Obama Admits 'Moderate' Syrian Rebels a 'Fantasy' -
Politico - In a wide-ranging interview with The New York Times, President Barack Obama defended his administration’s foreign-policy approach in the Middle East. In Syria, Obama said the idea that arming rebels would have made a difference has “always been a fantasy.”
The president’s interview with op-ed columnist Thomas Friedman, published online Friday, offered an inherent rebuke of Hillary Clinton, whose memoir revealed that the former secretary of state wanted to arm moderate Syrian rebels in the nascent stages of the war. In a newly published interview with The Atlantic given before Obama’s interview, Hillary Clinton said the failure to build a strong rebel force against the Assad regime “left a big vacuum, which the jihadists have now filled.”
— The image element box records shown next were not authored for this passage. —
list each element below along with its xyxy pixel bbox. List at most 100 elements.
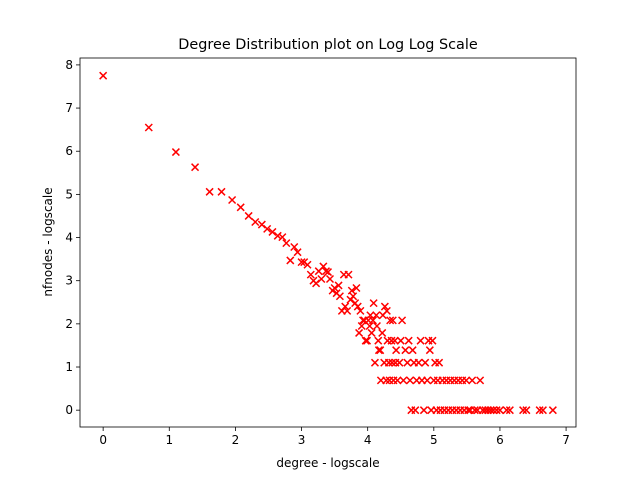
marker bbox=[303, 260, 312, 269]
y-tick-label: 3 bbox=[65, 274, 73, 288]
marker bbox=[334, 281, 343, 290]
marker bbox=[476, 376, 485, 385]
marker bbox=[290, 243, 299, 252]
marker bbox=[382, 376, 391, 385]
marker bbox=[376, 346, 385, 355]
marker bbox=[236, 203, 245, 212]
chart-title: Degree Distribution plot on Log Log Scal… bbox=[178, 37, 478, 53]
marker bbox=[423, 376, 432, 385]
marker bbox=[343, 306, 352, 315]
marker bbox=[470, 406, 479, 415]
marker bbox=[548, 406, 557, 415]
marker bbox=[393, 376, 402, 385]
marker bbox=[144, 123, 153, 132]
marker bbox=[273, 231, 282, 240]
marker bbox=[278, 233, 287, 242]
y-tick-label: 1 bbox=[65, 360, 73, 374]
marker bbox=[401, 346, 410, 355]
marker bbox=[414, 358, 423, 367]
marker bbox=[293, 248, 302, 257]
marker bbox=[403, 358, 412, 367]
marker bbox=[217, 187, 226, 196]
marker bbox=[464, 406, 473, 415]
x-tick-label: 3 bbox=[298, 433, 306, 447]
marker bbox=[361, 336, 370, 345]
plot-frame bbox=[79, 57, 577, 428]
marker bbox=[374, 336, 383, 345]
x-tick-label: 2 bbox=[232, 433, 240, 447]
y-tick-label: 8 bbox=[65, 58, 73, 72]
marker bbox=[399, 376, 408, 385]
marker bbox=[398, 316, 407, 325]
marker bbox=[462, 376, 471, 385]
marker bbox=[386, 316, 395, 325]
marker bbox=[306, 270, 315, 279]
marker bbox=[408, 346, 417, 355]
marker bbox=[335, 292, 344, 301]
marker bbox=[251, 217, 260, 227]
marker bbox=[380, 302, 389, 311]
marker bbox=[486, 406, 495, 415]
x-tick-label: 7 bbox=[562, 433, 570, 447]
marker bbox=[435, 358, 444, 367]
marker bbox=[384, 358, 393, 367]
marker bbox=[522, 406, 531, 415]
marker bbox=[495, 406, 504, 415]
marker bbox=[387, 336, 396, 345]
x-axis-label: degree - logscale bbox=[276, 456, 379, 470]
marker bbox=[411, 406, 420, 415]
marker bbox=[297, 258, 306, 267]
y-tick-label: 2 bbox=[65, 317, 73, 331]
marker bbox=[378, 328, 387, 337]
marker bbox=[428, 336, 437, 345]
x-tick-label: 1 bbox=[165, 433, 173, 447]
marker bbox=[365, 321, 374, 331]
marker bbox=[390, 336, 399, 345]
marker bbox=[396, 336, 405, 345]
marker bbox=[505, 406, 514, 415]
marker bbox=[489, 406, 498, 415]
marker bbox=[368, 316, 378, 325]
marker bbox=[519, 406, 528, 415]
marker bbox=[538, 406, 547, 415]
marker bbox=[330, 284, 339, 293]
marker bbox=[323, 268, 333, 277]
marker bbox=[392, 346, 401, 355]
marker bbox=[344, 270, 353, 279]
marker bbox=[367, 328, 376, 337]
marker bbox=[228, 195, 237, 205]
marker bbox=[362, 336, 372, 345]
marker bbox=[388, 316, 397, 325]
x-tick-label: 6 bbox=[496, 433, 504, 447]
marker bbox=[171, 148, 180, 157]
marker bbox=[421, 358, 430, 367]
x-tick-label: 4 bbox=[364, 433, 372, 447]
marker bbox=[325, 274, 335, 283]
marker bbox=[370, 358, 379, 367]
marker bbox=[355, 328, 364, 337]
marker bbox=[382, 306, 391, 315]
marker bbox=[366, 311, 375, 320]
marker bbox=[369, 299, 378, 308]
marker bbox=[372, 321, 381, 331]
marker bbox=[341, 302, 350, 311]
y-axis-label: nfnodes - logscale bbox=[41, 187, 55, 296]
marker bbox=[282, 239, 291, 248]
y-tick-label: 6 bbox=[65, 144, 73, 158]
marker bbox=[395, 358, 404, 367]
marker bbox=[372, 311, 381, 320]
x-tick-label: 0 bbox=[99, 433, 107, 447]
marker bbox=[492, 406, 501, 415]
marker bbox=[244, 211, 253, 220]
marker bbox=[388, 358, 397, 367]
marker bbox=[419, 406, 428, 415]
marker bbox=[404, 336, 413, 345]
marker bbox=[268, 227, 277, 236]
y-tick-label: 4 bbox=[65, 231, 73, 245]
y-tick-label: 7 bbox=[65, 101, 73, 115]
marker bbox=[352, 284, 361, 293]
marker bbox=[425, 346, 434, 355]
marker bbox=[321, 267, 331, 276]
marker bbox=[353, 302, 362, 311]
The president, though not mentioning his former secretary of state by name, said such a plan was unlikely to work and was never going to happen.
“This idea that we could provide some light arms or even more sophisticated arms to what was essentially an opposition made up of former doctors, farmers, pharmacists and so forth, and that they were going to be able to battle not only a well-armed state but also a well-armed state backed by Russia, backed by Iran, a battle-hardened Hezbollah, that was never in the cards,” the president said.
When asked to explain the U.S. military response to the humanitarian crisis unfolding in the mountains of northern Iraq, Obama said there’s “an obligation” to prevent genocide of the Yazidis at the hands of the Islamic State of Iraq and the Levant. Obama repeated the line that he doesn’t want the U.S. to become the Kurdish air force, adding that it’s up to Iraqis to unify and maintain a stable government.
“We’re not going to let [ISIL] create some caliphate through Syria and Iraq, but we can only do that if we know that we’ve got partners on the ground who are capable of filling the void,” Obama said.